Note: Many ingredients used for composting do not have the ideal ratio of 25-30:1. As a result, most must be mixed to create “the perfect compost recipe.” High C:N ratios may be lowered by adding grass clippings or manures. Low C:N ratios may be raised by adding paper, dry leaves or wood chips.

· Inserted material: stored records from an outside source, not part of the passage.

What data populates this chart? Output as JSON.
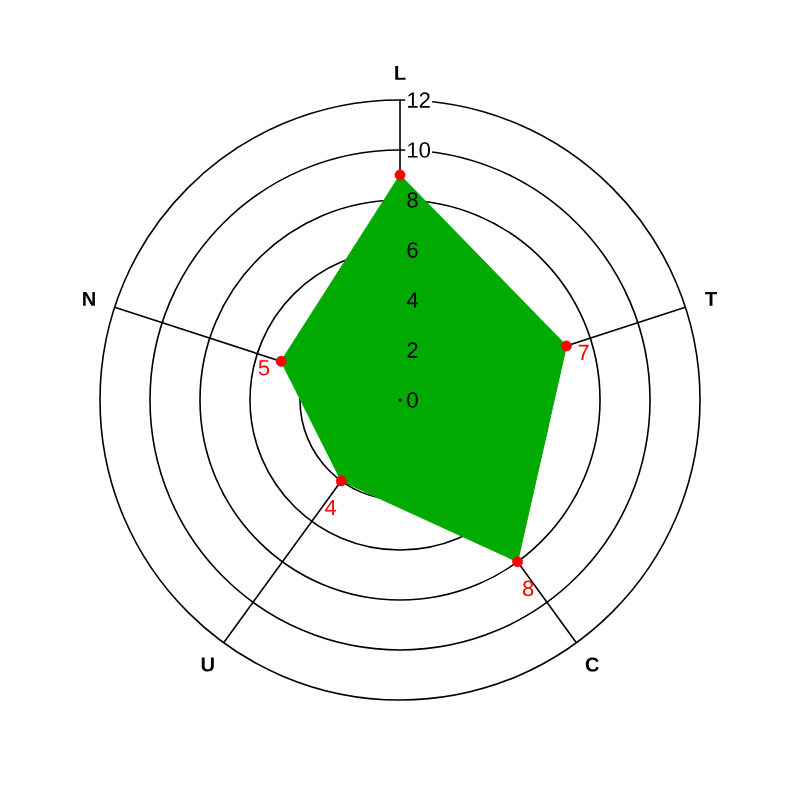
{
  "chart_data": {
    "type": "radar",
    "categories": [
      "L",
      "T",
      "C",
      "U",
      "N"
    ],
    "series": [
      {
        "color": "#00aa00",
        "values": [
          9,
          7,
          8,
          4,
          5
        ],
        "colors": [
          "#ff0000",
          "#ff0000",
          "#ff0000",
          "#ff0000",
          "#ff0000"
        ],
        "value_labels": [
          null,
          "7",
          "8",
          "4",
          "5"
        ]
      }
    ],
    "ylim": [
      0,
      12
    ],
    "yticks": [
      0,
      2,
      4,
      6,
      8,
      10,
      12
    ],
    "grid": true,
    "marker": "circle"
  }
}
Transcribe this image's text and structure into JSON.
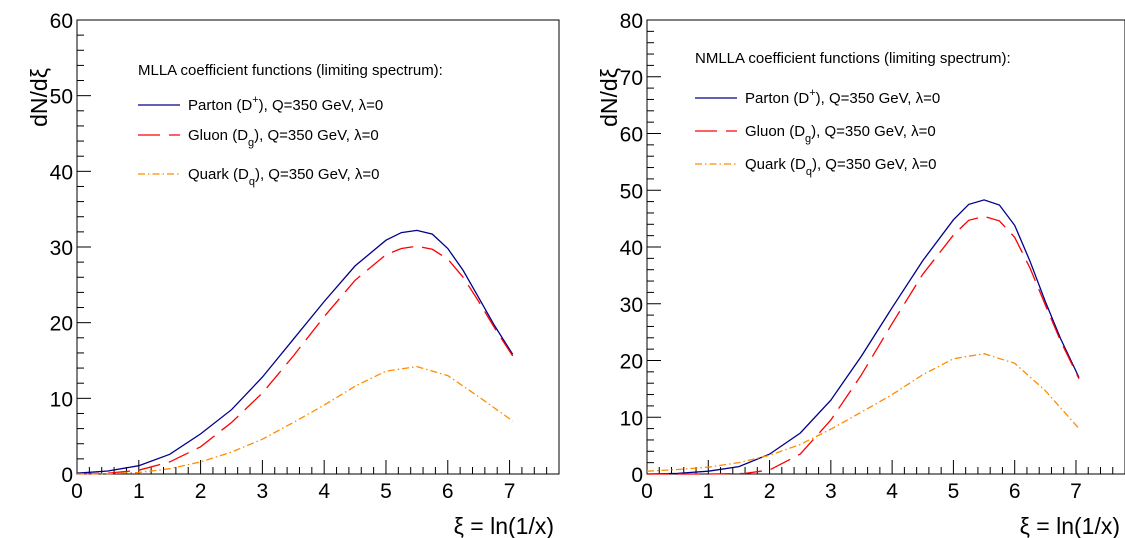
{
  "colors": {
    "parton": "#00008b",
    "gluon": "#ff0000",
    "quark": "#ff8c00"
  },
  "chart_data": [
    {
      "type": "line",
      "legend_title": "MLLA coefficient functions (limiting spectrum):",
      "xlabel": "ξ = ln(1/x)",
      "ylabel": "dN/dξ",
      "xlim": [
        0,
        7.8
      ],
      "ylim": [
        0,
        60
      ],
      "x_ticks": [
        "0",
        "1",
        "2",
        "3",
        "4",
        "5",
        "6",
        "7"
      ],
      "y_ticks": [
        "0",
        "10",
        "20",
        "30",
        "40",
        "50",
        "60"
      ],
      "legend_placement": "top-right",
      "grid": false,
      "series": [
        {
          "key": "parton",
          "name_main": "Parton (D",
          "name_sup": "+",
          "name_tail": "), Q=350 GeV, λ=0",
          "style": "solid",
          "x": [
            0,
            0.5,
            1,
            1.5,
            2,
            2.5,
            3,
            3.5,
            4,
            4.5,
            5,
            5.25,
            5.5,
            5.75,
            6,
            6.25,
            6.5,
            6.75,
            7.05
          ],
          "y": [
            0.1,
            0.4,
            1.1,
            2.6,
            5.3,
            8.5,
            12.8,
            17.8,
            22.8,
            27.5,
            30.9,
            31.9,
            32.2,
            31.7,
            29.8,
            26.9,
            23.3,
            19.7,
            15.8
          ]
        },
        {
          "key": "gluon",
          "name_main": "Gluon (D",
          "name_sub": "g",
          "name_tail": "), Q=350 GeV, λ=0",
          "style": "dashed",
          "x": [
            0,
            0.5,
            1,
            1.5,
            2,
            2.5,
            3,
            3.5,
            4,
            4.5,
            5,
            5.25,
            5.5,
            5.75,
            6,
            6.25,
            6.5,
            6.75,
            7.05
          ],
          "y": [
            0,
            0.1,
            0.5,
            1.6,
            3.6,
            6.8,
            10.7,
            15.6,
            20.8,
            25.6,
            29.0,
            29.8,
            30.1,
            29.7,
            28.4,
            26.0,
            22.8,
            19.4,
            15.6
          ]
        },
        {
          "key": "quark",
          "name_main": "Quark (D",
          "name_sub": "q",
          "name_tail": "), Q=350 GeV, λ=0",
          "style": "dashdot",
          "x": [
            0,
            0.5,
            1,
            1.5,
            2,
            2.5,
            3,
            3.5,
            4,
            4.5,
            5,
            5.5,
            6,
            6.5,
            7.05
          ],
          "y": [
            0,
            0.05,
            0.2,
            0.7,
            1.6,
            2.9,
            4.6,
            6.8,
            9.1,
            11.6,
            13.6,
            14.2,
            13.0,
            10.2,
            7.0
          ]
        }
      ]
    },
    {
      "type": "line",
      "legend_title": "NMLLA coefficient functions (limiting spectrum):",
      "xlabel": "ξ = ln(1/x)",
      "ylabel": "dN/dξ",
      "xlim": [
        0,
        7.8
      ],
      "ylim": [
        0,
        80
      ],
      "x_ticks": [
        "0",
        "1",
        "2",
        "3",
        "4",
        "5",
        "6",
        "7"
      ],
      "y_ticks": [
        "0",
        "10",
        "20",
        "30",
        "40",
        "50",
        "60",
        "70",
        "80"
      ],
      "legend_placement": "top-right",
      "grid": false,
      "series": [
        {
          "key": "parton",
          "name_main": "Parton (D",
          "name_sup": "+",
          "name_tail": "), Q=350 GeV, λ=0",
          "style": "solid",
          "x": [
            0,
            0.5,
            1,
            1.5,
            2,
            2.5,
            3,
            3.5,
            4,
            4.5,
            5,
            5.25,
            5.5,
            5.75,
            6,
            6.25,
            6.5,
            6.75,
            7.05
          ],
          "y": [
            0,
            0.1,
            0.5,
            1.3,
            3.5,
            7.2,
            13,
            20.8,
            29.3,
            37.6,
            44.8,
            47.5,
            48.3,
            47.4,
            43.8,
            37.5,
            30.4,
            23.8,
            17.0
          ]
        },
        {
          "key": "gluon",
          "name_main": "Gluon (D",
          "name_sub": "g",
          "name_tail": "), Q=350 GeV, λ=0",
          "style": "dashed",
          "x": [
            0,
            1,
            1.6,
            2,
            2.5,
            3,
            3.5,
            4,
            4.5,
            5,
            5.25,
            5.5,
            5.75,
            6,
            6.25,
            6.5,
            6.75,
            7.05
          ],
          "y": [
            0,
            0,
            0.1,
            0.7,
            3.5,
            9.5,
            17.5,
            26.5,
            35.2,
            42.1,
            44.7,
            45.4,
            44.6,
            41.7,
            36.3,
            29.8,
            23.4,
            16.8
          ]
        },
        {
          "key": "quark",
          "name_main": "Quark (D",
          "name_sub": "q",
          "name_tail": "), Q=350 GeV, λ=0",
          "style": "dashdot",
          "x": [
            0,
            0.5,
            1,
            1.5,
            2,
            2.5,
            3,
            3.5,
            4,
            4.5,
            5,
            5.5,
            6,
            6.5,
            7.05
          ],
          "y": [
            0.5,
            0.8,
            1.2,
            2.0,
            3.3,
            5.2,
            7.9,
            10.9,
            14.0,
            17.5,
            20.3,
            21.2,
            19.5,
            14.7,
            8.0
          ]
        }
      ]
    }
  ]
}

Many home gardeners prefer to put up with a slight odor and keep some excess nitrogen in the pile, just to make sure there is always enough around to keep the pile “cooking!” Learn more about building a compost pile here.

Related Questions

  • What products to compost

    Hello,

    You will be able to source all of the essential elements in order to build a great compost pile without having to look too far! As long as your carbon to nitrogen ratio is optimal (25-30:1) your compost pile will be breaking down properly. Here are some lists of acceptable additions:

    Carbon Rich Material "Browns"
    Cardboard (free of dyes)
    Corn stalks
    Fruit waste
    Leaves
    Newspaper
    Peat Moss
    Saw dust
    Stems & twigs
    Straw

    Nitrogen Rich Material "Greens"
    Alfalfa/Clover/Hay
    Algae
    Coffee grounds
    Kitchen food waste
    Garden waste
    Grass clippings
    Hedge clippings
    Manures
    Vegetable scraps
    Weeds (that have NOT gone to seed)

    ​Things to Avoid
    Meats
    Bones
    Fats/oils/grease
    ​Diseased plant material
    Colored paper
    Coal/charcoal
    Cat/dog waste
    Manures from carnivorous animals
    Onions
    Garlic
    Citrus peels

    As for the rhododendron and holly leaves, you can definitely put them in your compost pile. However, it is a good idea to really chop or shred them up, as they take much longer to break down due to their fibrous and waxy make up. It really depends on how quickly you are trying to create usable compost. It might be a good idea to have a separate pile going that you incorporate those leaves into and another pile that you do not. That way you can have a pile you know will rapidly break down into garden goodness and have yet another ready to use later on. Good luck!